Maria Valtorta

Qui est-elle ?

MARIA VALTORTA naquit à Caserta le 14 mars 1897 de parents lombards. Son père, Giuseppe Valtorta, né à Mantoue en 1862 était adjudant-chef armurier dans le 19ème régiment de Cavalerie Légère. Bon et conciliant, il sera très affectueux avec sa fille unique. Sa mère, Iside Fioravanzi, née à Crémone en 1861, avait été professeur de français. Acariâtre et égoïste, elle sera d’une sévérité irrationnelle et parfois cruelle avec son mari et sa fille.

Maria, qui faillit mourir à sa naissance, fut confiée à une nourrice aux mœurs légères. A dix-huit mois, suivant sa famille qui dépendait des déplacements du régiment, la petite se retrouva à Faenza; elle quittait la chaleur torride du Sud à laquelle on attribue – ainsi qu’au lait de sa nourrice – son caractère passionné, pour se retrouver dans le climat tempéré des régions du Nord.

Les déplacements successifs à Milan et à Voghera rythmèrent les étapes de sa croissance et de sa formation culturelle et religieuse, où elle manifesta un fort tempérament, de grandes capacités intellectuelles et une profonde sensibilité spirituelle.

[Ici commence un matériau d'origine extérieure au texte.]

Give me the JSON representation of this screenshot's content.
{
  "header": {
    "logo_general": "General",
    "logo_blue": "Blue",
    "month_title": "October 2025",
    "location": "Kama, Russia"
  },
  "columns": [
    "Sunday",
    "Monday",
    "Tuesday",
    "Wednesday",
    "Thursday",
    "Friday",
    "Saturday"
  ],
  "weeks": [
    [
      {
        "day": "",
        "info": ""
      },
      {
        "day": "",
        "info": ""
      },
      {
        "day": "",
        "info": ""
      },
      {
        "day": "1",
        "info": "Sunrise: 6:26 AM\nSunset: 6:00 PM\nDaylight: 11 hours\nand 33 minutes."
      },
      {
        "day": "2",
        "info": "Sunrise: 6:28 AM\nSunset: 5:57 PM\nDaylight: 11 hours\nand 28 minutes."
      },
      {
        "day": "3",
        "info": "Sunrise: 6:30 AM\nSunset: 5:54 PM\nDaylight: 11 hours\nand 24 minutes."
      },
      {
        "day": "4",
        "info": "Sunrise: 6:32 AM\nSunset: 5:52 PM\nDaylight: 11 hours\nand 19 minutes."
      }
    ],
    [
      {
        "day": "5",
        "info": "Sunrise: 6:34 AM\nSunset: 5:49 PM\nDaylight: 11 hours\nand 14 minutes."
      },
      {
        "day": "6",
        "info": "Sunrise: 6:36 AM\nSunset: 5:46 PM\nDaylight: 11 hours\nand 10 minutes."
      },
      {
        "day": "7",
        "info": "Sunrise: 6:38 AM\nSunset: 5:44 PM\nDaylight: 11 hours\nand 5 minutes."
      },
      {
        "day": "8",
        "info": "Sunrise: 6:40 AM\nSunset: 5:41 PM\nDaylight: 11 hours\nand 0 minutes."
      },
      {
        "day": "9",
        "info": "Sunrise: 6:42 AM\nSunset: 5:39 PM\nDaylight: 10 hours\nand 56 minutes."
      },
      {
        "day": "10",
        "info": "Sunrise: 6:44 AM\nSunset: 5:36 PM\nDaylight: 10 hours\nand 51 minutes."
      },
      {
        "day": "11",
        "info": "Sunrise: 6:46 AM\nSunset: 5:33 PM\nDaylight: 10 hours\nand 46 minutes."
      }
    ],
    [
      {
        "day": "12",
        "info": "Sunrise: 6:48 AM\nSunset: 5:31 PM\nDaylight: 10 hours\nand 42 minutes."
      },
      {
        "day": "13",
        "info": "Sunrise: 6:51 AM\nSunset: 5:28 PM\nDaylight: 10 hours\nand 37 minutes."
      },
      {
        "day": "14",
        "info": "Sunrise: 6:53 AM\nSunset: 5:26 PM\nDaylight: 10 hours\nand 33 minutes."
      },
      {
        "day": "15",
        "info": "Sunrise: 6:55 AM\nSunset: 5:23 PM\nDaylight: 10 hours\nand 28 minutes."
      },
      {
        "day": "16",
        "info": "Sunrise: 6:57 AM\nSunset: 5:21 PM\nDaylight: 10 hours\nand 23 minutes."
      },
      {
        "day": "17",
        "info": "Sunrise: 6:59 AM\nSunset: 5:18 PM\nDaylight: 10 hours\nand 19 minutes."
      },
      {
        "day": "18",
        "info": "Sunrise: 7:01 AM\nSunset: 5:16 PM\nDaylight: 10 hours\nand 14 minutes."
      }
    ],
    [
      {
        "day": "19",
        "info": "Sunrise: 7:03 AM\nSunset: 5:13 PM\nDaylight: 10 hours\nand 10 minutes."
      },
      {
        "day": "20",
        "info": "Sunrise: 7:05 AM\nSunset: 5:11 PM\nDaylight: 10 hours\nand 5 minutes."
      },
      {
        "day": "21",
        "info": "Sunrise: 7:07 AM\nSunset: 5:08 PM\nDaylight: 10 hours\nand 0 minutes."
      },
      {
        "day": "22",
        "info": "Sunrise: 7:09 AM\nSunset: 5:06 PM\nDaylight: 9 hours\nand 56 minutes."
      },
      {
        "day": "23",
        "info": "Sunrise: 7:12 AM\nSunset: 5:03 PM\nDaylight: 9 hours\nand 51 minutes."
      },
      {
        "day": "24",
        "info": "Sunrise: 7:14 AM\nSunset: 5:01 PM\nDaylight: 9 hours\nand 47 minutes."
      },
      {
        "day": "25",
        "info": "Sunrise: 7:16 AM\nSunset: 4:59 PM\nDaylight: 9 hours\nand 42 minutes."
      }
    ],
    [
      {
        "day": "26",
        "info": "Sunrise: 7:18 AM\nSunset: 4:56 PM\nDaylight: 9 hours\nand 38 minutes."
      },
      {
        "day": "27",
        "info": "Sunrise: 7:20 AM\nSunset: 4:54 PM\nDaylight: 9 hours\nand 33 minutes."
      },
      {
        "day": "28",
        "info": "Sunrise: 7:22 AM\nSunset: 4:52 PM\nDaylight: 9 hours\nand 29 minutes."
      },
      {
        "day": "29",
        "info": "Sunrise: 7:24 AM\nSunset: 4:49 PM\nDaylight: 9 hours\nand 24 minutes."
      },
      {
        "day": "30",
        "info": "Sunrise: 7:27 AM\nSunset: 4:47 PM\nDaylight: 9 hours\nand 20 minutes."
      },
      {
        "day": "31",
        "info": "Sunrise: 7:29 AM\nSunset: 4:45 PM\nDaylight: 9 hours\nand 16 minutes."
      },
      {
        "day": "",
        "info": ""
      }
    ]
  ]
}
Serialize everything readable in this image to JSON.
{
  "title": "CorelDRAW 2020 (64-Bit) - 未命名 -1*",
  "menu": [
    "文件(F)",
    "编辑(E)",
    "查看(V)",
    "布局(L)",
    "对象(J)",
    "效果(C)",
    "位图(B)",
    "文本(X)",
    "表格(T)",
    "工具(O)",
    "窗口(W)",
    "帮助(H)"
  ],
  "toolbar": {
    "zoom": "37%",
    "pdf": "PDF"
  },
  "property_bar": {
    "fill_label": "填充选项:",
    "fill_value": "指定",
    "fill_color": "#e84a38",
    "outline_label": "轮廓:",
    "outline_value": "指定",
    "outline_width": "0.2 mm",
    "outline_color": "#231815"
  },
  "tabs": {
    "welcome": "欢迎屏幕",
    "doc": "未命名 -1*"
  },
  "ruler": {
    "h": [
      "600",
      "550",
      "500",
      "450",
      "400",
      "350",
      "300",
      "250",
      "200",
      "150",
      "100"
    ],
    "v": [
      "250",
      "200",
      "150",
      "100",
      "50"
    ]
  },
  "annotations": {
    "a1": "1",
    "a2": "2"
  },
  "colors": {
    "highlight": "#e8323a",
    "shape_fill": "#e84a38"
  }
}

Elle acheva ses études au prestigieux Collège Bianconi de Monza, qui pour elle, fut un havre de paix pendant quatre ans au terme desquels elle comprit que sa vie spirituelle serait tournée vers Dieu.

En 1913, son père prit sa retraite pour des raisons de santé et la famille s’installa à Florence où elle restera pendant onze ans et demi. Maria se plaisait dans cette ville qui satisfaisait sa sensibilité culturelle et qui lui permit de mettre en œuvre son amour du prochain en devenant “infirmière samaritaine” à l’hôpital militaire pendant la première guerre mondiale. Mais c’est aussi à Florence qu’elle connut la douleur, à cause de sa terrible mère qui brisa par deux fois un rêve d’amour légitime, et à cause de l’acte insensé d’un anarchiste qui lui asséna un coup de massue sur les reins et la rendit infirme.

Par bonheur, Maria eut la possibilité de passer deux ans à Reggio Calabria de 1920 à 1922, chez des parents hôteliers. Leur affection et la beauté naturelle du lieu revigorèrent son corps et son âme. Pendant son séjour elle se sentit à nouveau portée vers une vie dédiée au Christ mais de retour à Florence où elle restera encore deux ans, elle replongea dans les souvenirs amers.

En 1924 ses parents firent l’acquisition d’une maison à Viareggio où ils s’établirent. Pour Maria commençait une vie d’ascèse fondée par une résolution inébranlable qui culminait par des héroïques dons de soi par amour de Dieu et de l’humanité. En même temps elle se consacrait à la paroisse en tant que délégué à la culture pour les jeunes de l’Action Catholique et tenait des conférences qui commencèrent à être suivies même par les non pratiquants.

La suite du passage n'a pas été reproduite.